Too much debt sunk our economy.   A return to the attitude toward money and borrowing that led to too much debt, even as we bob to an uncertain position just barely at the surface, will surely sink our economy again.   Yet those who purport to know something about how things work, and who only recently acquired such skills as shaving, seem to think that debt is the bromide that will somehow save us.   This endless prescription of the financial equivalent of the hair of the dog is perplexing and troubling to us older guys who have been around the track a few times and thus have a measure of perspective.

Regarding this particular article, it is not as troubling as it appears at first glance; it concentrates mostly on corporate accumulation of debt.   While corporate debt surely had a big role in sinking our economy in 2008-09, personal debt played a far larger role.  That having been written, the ravenous appetite for corporate debt is itself troubling, especially because it is being put on the books as corporate profit growth decelerates to the low single digits.   Yet investors pile into corporate debt, and especially into high yield, or junk, debt, in a desperate search for yield born of Ben Bernanke’s insidious and never ending War on the Elderly.

This rushing into the riskiest corners of the debt market in a reach for yield would be troubling enough if people were using hard accumulated savings to do so.   But apparently they aren’t.   Instead, they are borrowing to do so; margin debt reached a record $384 billion this Spring, up nearly a third from the last year.  The record this year’s margin borrowing transcended was set in 2008; oh, boy.



The article’s authors, James Sterngold and Matt Wirtz, who surely deserve fulsome kudos on such a well written and researched piece, took the trouble to interview one Mr.

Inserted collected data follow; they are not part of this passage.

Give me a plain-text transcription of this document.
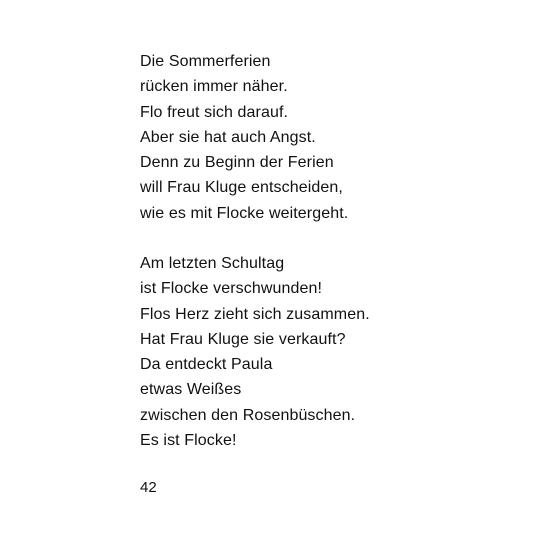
Die Sommerferien
rücken immer näher.
Flo freut sich darauf.
Aber sie hat auch Angst.
Denn zu Beginn der Ferien
will Frau Kluge entscheiden,
wie es mit Flocke weitergeht.
Am letzten Schultag
ist Flocke verschwunden!
Flos Herz zieht sich zusammen.
Hat Frau Kluge sie verkauft?
Da entdeckt Paula
etwas Weißes
zwischen den Rosenbüschen.
Es ist Flocke!
42
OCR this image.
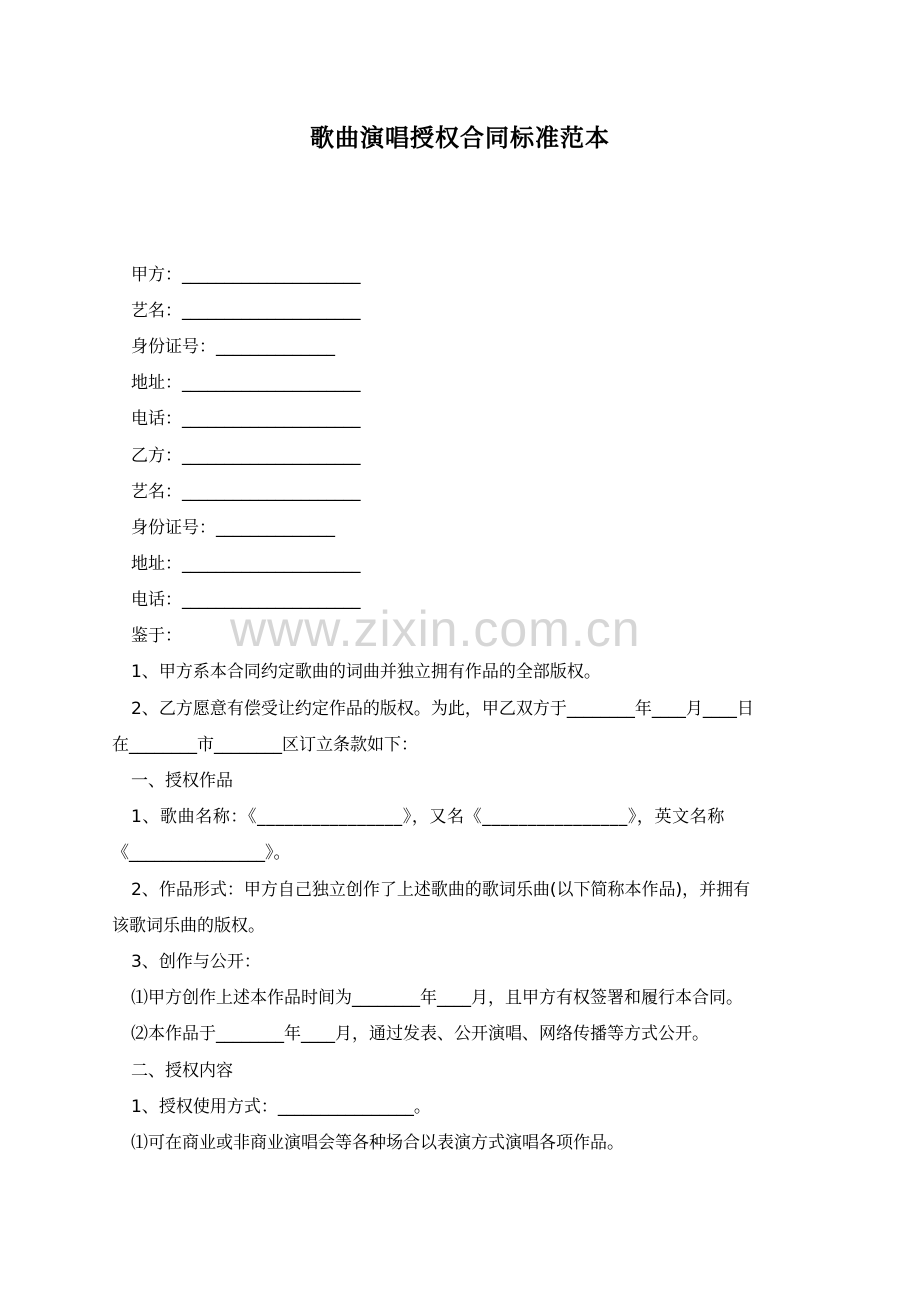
歌曲演唱授权合同标准范本
www.zixin.com.cn
甲方：_____________________
艺名：_____________________
身份证号：______________
地址：_____________________
电话：_____________________
乙方：_____________________
艺名：_____________________
身份证号：______________
地址：_____________________
电话：_____________________
鉴于：
1、甲方系本合同约定歌曲的词曲并独立拥有作品的全部版权。
2、乙方愿意有偿受让约定作品的版权。为此，甲乙双方于________年____月____日
在________市________区订立条款如下：
一、授权作品
1、歌曲名称：《________________》，又名《________________》，英文名称
《________________》。
2、作品形式：甲方自己独立创作了上述歌曲的歌词乐曲(以下简称本作品)，并拥有
该歌词乐曲的版权。
3、创作与公开：
⑴甲方创作上述本作品时间为________年____月，且甲方有权签署和履行本合同。
⑵本作品于________年____月，通过发表、公开演唱、网络传播等方式公开。
二、授权内容
1、授权使用方式：________________。
⑴可在商业或非商业演唱会等各种场合以表演方式演唱各项作品。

Gerald Schatz of Fort Washington, PA.  The 78 year old Mr. Schatz, against the wise counsel of his wife, borrowed $500,000 on margin at 1.6% from his broker and invested the proceeds in stocks and bonds, earning “about 6%.”   He commented

“This just made so much sense to me.  Leverage is just using cheap money. I don’t consider this a big risk.”

And then

“I never did anything like that before.  I wouldn’t have bought a lottery ticket.   But this is different.”

It is not at all heartening to know that the likes of Mr. Schatz would not buy a lottery ticket.  A lottery ticket is indeed a poor investment, but it’s only A BUCK!  Instead, he risks half a million dollars arbitraging interest rates.   Shrewd.  Wait until rates start to rise.  One wonders if Mr. Schatz’s broker, who lent him the half million, somehow forgot to mention the impact of rising rates on the value of the bond portfolio that Mr. Schatz bought with borrowed money. 

Perhaps this is indeed, as Mr. Schatz says, “different.”   But surely, at 78, and having accumulated a sizable portfolio, Mr. Schatz has been around long enough to experience that cold feeling of terror that runs down one’s spine at the words “This time it’s different.”


Last night, my wife and I watched Vertigo, the Alfred Hitchcock classic starring Jimmy Stewart and Kim Novak that some experts consider one of the best movies ever made, for about the 10th time.  We very much enjoyed watching it again.   Watching this even darker debt movie again will not be nearly as enjoyable.